3. The method according to claim 2, characterized in that it is executed with a preparation apparatus (100, 200) for the enrichment of magnetic particles (1) in a sample fluid having given characteristics, the apparatus comprising an actuator magnet (110, 210) with a first and a second pole.

4. The apparatus (100, 200) according to claim 1, characterized in that the magnetic flux in the sample space (115) is at least about 50 mT, preferably at least about 100 mT.

5. The apparatus (100, 200) according to claim 1, characterized in that the magnetic field gradient in the sample space (115) is at least about 0.2 T/m, preferably at least about 0.6 T/m.

6. The apparatus (100, 200) according to claim 1, characterized in that the sample space (115) has a volume of about 0.1 ml to about 10 ml.

7. The apparatus (100, 200) according to claim 1, characterized in that the maximal distance (δmax) of the surface points of the first pole (111, 211) from the second pole (112, 212) ranges between about 5 mm and about 20 mm.

8. The apparatus (100, 200) according to claim 1, characterized in that the minimal distance (δmin) of the second pole (112, 212) from the first pole (111, 211) ranges between about 2 mm and about 18 mm.

9. The apparatus (100, 200) according to claim 1, characterized in that at least one of the poles (111, 112, 211, 212) has an area between about 100 mm2 and about 600 mm2.

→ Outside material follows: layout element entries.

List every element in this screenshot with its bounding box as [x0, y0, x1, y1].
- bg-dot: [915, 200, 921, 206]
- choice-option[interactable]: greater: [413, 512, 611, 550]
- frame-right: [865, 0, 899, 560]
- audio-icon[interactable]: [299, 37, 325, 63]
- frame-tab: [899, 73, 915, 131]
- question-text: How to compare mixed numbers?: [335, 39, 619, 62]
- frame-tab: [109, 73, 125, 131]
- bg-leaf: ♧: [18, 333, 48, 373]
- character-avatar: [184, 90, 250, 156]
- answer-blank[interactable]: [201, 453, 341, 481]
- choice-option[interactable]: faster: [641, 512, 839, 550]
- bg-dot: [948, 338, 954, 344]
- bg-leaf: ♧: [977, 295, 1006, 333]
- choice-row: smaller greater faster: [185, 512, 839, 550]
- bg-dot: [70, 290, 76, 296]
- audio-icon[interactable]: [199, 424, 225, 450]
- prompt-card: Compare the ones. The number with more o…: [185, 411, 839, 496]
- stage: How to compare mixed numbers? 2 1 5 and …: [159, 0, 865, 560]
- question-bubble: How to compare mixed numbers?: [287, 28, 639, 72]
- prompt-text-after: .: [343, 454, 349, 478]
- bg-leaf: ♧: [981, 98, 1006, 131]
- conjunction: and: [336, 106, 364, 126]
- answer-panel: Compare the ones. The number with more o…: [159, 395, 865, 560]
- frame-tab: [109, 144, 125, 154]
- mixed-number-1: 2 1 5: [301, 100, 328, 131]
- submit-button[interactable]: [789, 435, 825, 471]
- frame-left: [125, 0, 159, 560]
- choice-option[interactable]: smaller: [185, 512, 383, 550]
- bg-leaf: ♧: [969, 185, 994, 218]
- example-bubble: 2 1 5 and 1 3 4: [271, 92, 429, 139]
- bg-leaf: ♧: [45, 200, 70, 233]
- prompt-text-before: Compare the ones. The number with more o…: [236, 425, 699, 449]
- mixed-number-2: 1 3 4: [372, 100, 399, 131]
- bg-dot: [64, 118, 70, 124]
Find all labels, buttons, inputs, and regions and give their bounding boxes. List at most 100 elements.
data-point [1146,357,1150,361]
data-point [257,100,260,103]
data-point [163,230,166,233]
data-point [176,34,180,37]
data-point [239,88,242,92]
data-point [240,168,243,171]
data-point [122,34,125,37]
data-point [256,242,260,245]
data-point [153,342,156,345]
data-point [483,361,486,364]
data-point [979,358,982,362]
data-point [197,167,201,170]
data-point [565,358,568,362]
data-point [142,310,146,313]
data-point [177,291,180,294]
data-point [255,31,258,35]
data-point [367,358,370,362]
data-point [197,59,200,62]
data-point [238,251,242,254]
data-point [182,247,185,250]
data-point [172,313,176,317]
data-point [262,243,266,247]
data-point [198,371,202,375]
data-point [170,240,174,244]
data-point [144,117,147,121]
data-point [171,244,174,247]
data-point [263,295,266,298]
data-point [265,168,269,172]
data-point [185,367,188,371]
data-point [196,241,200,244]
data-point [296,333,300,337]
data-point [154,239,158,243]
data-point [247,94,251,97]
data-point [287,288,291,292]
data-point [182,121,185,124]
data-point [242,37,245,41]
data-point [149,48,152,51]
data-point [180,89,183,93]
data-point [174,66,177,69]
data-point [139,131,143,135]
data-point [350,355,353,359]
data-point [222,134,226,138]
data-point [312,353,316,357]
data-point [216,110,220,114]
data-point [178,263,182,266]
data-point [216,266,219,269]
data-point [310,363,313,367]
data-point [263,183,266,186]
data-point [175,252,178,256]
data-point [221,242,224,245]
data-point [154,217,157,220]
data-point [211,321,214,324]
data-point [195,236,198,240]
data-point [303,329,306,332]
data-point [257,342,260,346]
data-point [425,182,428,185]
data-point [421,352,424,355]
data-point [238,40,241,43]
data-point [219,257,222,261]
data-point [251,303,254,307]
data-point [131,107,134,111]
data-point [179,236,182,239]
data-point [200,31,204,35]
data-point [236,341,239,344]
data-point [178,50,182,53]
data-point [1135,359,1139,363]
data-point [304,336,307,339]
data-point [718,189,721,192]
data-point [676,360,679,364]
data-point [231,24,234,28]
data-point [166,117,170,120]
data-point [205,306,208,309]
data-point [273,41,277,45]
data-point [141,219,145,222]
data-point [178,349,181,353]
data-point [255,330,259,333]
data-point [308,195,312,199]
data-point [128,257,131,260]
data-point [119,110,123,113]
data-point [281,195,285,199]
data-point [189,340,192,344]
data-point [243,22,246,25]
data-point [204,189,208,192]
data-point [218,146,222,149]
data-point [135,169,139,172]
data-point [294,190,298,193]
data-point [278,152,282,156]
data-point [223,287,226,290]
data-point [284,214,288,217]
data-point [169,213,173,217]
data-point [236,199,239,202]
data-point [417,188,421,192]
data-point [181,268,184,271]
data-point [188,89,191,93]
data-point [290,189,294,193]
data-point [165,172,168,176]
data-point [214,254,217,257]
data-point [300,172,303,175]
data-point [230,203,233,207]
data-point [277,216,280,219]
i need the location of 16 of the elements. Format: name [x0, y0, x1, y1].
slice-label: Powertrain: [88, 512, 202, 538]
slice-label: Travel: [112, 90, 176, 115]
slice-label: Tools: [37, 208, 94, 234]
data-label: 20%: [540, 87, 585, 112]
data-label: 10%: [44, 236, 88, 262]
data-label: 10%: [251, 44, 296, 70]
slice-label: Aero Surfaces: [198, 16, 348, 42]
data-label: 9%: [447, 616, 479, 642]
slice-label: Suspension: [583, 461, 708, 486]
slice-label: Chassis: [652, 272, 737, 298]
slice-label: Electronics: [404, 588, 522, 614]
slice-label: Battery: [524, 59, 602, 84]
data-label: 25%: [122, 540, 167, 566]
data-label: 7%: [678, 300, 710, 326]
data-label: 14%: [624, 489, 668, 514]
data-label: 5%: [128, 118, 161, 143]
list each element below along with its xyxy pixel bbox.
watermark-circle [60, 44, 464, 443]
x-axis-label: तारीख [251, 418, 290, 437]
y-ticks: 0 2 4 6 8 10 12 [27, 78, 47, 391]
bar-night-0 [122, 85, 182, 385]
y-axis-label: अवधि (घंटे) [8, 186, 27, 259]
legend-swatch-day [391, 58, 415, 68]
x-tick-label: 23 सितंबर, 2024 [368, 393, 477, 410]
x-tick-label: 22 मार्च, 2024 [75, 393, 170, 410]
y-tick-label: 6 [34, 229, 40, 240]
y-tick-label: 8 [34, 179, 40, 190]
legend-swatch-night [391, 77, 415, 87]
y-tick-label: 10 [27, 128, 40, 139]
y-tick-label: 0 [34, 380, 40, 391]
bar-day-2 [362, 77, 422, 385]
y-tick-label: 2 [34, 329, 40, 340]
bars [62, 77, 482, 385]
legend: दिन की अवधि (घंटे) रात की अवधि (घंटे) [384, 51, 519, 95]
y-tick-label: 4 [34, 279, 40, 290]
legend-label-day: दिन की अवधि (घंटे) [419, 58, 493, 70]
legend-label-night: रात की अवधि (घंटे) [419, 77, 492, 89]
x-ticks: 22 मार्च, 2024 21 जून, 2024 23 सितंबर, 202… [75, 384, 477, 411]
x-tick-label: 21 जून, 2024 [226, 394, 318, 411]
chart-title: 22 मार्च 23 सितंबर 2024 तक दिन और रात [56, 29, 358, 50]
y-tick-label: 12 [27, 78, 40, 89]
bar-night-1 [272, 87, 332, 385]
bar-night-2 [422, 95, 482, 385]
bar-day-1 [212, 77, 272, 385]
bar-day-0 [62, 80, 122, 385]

10. The apparatus (100, 200) according to claim 2, characterized in that the tip region (T) is a approximately a point.

11. The apparatus (100, 200) according to claim 1, characterized in that the surface of the first pole (111, 211) is composed of planar facets (F).

12. The apparatus (100, 200) according to claim 1, characterized in that the actuator magnet (110, 210) comprises a yoke (113, 213) with two opposing ends that constitute the first and second pole (111, 112, 211, 212).

13. The apparatus (100, 200) or the method according to claim 12, characterized in that the yoke (113, 213) extends through at least one coil (121, 221).

14. The apparatus (100, 200) or the method according to claim 13, characterized in that the coil (121, 221) has N windings and can be driven with a current I, wherein N·I ranges between about 500 A and about 2000 A.

15. The apparatus (100, 200) or the method according to claim 12, characterized in that the yoke (113, 213) comprises a permanent magnet (122, 222).